The final bill includes a 90-day extension (instead of two years, as was in the original bill) on several telehealth flexibilities enacted by CMS during the COVID crisis to expand coverage of and access to telehealth. They include:

  • Waiving geographic restrictions on telehealth coverage and use;
  • Expanding the list of providers able to bill Medicare for telehealth services;
  • Allowing audio-only telehealth services;
  • Easing originating site restrictions on telehealth so that the patient can receive treatment at home;
  • Waiving the in-person requirement for telemental health treatment;
  • Enabling telehealth service for hospice care; and
  • Enabling Federally Qualified Health Centers (FQHCs) and Rural Health Clinics (RHCs) to use telehealth.

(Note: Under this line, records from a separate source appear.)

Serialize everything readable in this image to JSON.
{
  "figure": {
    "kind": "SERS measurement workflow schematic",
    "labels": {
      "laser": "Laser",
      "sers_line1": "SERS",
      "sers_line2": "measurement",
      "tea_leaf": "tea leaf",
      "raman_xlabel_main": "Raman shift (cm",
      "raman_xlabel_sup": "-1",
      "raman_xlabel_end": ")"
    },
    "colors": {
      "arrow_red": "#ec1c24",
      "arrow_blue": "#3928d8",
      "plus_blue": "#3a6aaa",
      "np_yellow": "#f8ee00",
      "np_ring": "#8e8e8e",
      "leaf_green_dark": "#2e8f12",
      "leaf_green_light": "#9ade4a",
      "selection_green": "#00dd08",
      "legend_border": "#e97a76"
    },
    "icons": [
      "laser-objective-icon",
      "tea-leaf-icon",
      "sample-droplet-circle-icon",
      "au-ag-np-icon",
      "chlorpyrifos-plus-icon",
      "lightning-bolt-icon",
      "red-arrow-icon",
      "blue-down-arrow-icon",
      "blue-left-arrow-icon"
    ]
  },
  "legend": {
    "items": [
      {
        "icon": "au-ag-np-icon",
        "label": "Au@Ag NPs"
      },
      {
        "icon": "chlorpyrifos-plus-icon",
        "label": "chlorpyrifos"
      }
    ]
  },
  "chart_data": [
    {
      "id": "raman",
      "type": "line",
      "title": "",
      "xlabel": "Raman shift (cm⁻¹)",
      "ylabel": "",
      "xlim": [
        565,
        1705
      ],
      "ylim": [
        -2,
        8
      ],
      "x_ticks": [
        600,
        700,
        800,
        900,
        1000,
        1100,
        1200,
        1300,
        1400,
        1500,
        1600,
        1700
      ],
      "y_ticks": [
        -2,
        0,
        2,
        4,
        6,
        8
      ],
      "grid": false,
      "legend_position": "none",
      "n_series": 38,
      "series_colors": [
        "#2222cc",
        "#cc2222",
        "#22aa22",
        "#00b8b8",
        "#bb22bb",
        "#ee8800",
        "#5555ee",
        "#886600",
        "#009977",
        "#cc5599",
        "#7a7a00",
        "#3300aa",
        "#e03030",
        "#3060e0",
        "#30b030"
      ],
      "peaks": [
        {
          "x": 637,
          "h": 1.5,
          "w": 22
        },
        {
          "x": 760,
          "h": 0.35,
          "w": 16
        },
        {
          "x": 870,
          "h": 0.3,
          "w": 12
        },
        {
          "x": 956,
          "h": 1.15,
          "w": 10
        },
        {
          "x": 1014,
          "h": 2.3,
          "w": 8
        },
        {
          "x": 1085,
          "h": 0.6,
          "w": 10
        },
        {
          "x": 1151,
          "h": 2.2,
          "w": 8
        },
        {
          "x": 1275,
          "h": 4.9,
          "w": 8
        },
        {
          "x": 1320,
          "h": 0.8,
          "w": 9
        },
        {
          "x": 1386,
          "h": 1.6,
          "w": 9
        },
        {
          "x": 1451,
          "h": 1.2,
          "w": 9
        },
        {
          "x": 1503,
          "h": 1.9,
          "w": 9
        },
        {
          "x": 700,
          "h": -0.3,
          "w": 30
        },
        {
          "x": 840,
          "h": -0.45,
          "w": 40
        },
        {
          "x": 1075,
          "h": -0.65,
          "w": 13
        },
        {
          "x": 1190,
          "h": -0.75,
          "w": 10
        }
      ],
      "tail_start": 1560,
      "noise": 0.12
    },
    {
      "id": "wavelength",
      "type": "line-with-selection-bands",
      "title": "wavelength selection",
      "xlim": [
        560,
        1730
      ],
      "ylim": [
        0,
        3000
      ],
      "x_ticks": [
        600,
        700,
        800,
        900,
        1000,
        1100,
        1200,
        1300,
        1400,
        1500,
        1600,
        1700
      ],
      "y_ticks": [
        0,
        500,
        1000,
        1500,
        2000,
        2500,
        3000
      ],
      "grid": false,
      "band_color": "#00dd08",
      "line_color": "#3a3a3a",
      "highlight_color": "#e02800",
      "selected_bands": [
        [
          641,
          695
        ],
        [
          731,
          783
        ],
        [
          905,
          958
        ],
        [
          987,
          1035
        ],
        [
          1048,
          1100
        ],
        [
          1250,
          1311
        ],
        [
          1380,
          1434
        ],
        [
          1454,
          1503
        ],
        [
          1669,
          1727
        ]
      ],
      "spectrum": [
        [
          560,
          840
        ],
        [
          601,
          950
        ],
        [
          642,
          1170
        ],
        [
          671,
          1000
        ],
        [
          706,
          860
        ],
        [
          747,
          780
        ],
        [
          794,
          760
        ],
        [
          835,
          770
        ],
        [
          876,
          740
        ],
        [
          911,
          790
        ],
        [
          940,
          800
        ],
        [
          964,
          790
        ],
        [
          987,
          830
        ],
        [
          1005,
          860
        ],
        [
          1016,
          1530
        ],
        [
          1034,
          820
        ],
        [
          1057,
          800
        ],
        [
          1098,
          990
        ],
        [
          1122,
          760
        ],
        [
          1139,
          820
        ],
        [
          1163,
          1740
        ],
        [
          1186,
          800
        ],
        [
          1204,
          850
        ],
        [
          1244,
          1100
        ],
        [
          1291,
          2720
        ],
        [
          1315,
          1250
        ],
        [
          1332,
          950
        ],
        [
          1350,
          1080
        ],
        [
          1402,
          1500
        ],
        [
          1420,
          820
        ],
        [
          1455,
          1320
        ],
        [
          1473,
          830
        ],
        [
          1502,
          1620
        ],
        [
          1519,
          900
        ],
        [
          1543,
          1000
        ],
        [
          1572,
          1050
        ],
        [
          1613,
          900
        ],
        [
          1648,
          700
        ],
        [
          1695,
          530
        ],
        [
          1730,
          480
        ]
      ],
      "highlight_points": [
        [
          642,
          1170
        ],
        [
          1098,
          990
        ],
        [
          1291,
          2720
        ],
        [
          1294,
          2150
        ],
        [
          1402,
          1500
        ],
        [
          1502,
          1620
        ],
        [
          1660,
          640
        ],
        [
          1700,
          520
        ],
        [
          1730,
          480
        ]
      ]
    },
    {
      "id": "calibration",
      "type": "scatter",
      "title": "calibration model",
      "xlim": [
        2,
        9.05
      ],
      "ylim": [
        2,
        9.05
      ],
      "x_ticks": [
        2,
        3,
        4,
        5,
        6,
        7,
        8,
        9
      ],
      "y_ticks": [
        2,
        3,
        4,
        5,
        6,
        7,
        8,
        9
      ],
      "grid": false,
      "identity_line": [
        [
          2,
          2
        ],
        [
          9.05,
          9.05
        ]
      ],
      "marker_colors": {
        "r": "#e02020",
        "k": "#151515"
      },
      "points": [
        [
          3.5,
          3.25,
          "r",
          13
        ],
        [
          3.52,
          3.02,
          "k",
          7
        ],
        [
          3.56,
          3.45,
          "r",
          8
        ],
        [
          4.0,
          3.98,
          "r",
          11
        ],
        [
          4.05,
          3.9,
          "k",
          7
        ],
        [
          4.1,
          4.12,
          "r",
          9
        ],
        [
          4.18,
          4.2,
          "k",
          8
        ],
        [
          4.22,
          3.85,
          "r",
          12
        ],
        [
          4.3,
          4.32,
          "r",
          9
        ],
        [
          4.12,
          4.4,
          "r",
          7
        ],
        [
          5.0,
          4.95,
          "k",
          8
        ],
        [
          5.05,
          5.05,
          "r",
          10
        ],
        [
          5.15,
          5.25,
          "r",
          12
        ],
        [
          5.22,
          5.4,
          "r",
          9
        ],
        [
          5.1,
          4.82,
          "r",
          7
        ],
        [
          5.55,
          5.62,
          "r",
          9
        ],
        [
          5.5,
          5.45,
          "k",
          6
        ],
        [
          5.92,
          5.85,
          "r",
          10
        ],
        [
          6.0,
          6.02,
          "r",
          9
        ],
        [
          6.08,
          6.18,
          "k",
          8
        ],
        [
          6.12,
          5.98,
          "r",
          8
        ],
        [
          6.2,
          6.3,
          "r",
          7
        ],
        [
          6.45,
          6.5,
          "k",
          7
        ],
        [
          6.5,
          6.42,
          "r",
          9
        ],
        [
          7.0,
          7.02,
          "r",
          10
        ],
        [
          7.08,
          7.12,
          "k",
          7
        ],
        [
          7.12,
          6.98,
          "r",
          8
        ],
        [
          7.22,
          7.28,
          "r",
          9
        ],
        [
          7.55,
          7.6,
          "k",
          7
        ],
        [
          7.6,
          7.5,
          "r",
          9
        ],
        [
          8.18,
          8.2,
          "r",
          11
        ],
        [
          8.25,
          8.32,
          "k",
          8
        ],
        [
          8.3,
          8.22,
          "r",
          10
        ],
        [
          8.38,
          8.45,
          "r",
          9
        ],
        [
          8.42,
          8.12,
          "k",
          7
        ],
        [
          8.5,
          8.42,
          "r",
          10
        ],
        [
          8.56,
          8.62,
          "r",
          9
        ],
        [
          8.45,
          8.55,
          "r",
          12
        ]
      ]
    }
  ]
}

In addition, the bill extends the CMS waiver for its AHCAH program for three months, instead of five years, enabling the more than 350 health systems following the CMS model to receive Medicare reimbursement.

Among the telehealth provisions that were cut out of the final package:

  • First dollar coverage of High Deductible Health Plans (HDHPs) and Health Savings Accounts (HSAs);
  • Support for virtual care providers in the Medicare Diabetes Prevention Program;
  • Improved coverage for digital health in home-based cardiology and pulmonary rehab programs; and
  • The SPEAK Act (HR 6033), which paves the way for accessible telehealth services.

CMS has already said it won’t extend the waivers any more (though the agency did include some telehealth, remote patient monitoring and digital therapeutic improvements in its 2025 Physician Fee Schedule). So it's up to Congress to decide if there's enough value in the waivers to make them permanent.

Eric Wicklund is the associate content manager and senior editor for Innovation at HealthLeaders.


KEY TAKEAWAYS

Several pandemic-era waivers on use of and reimbursement for telehealth services and the Hospital at Home program have been extended another three months.

Those waivers have been continued several times, and federal officials are less inclined to continue those extensions any longer.

Telehealth and digital health advocates need to convince Congress and the Trump Administration that telehealth and the Hospital at Home strategy are valuable enough to be supported with permanent coverage.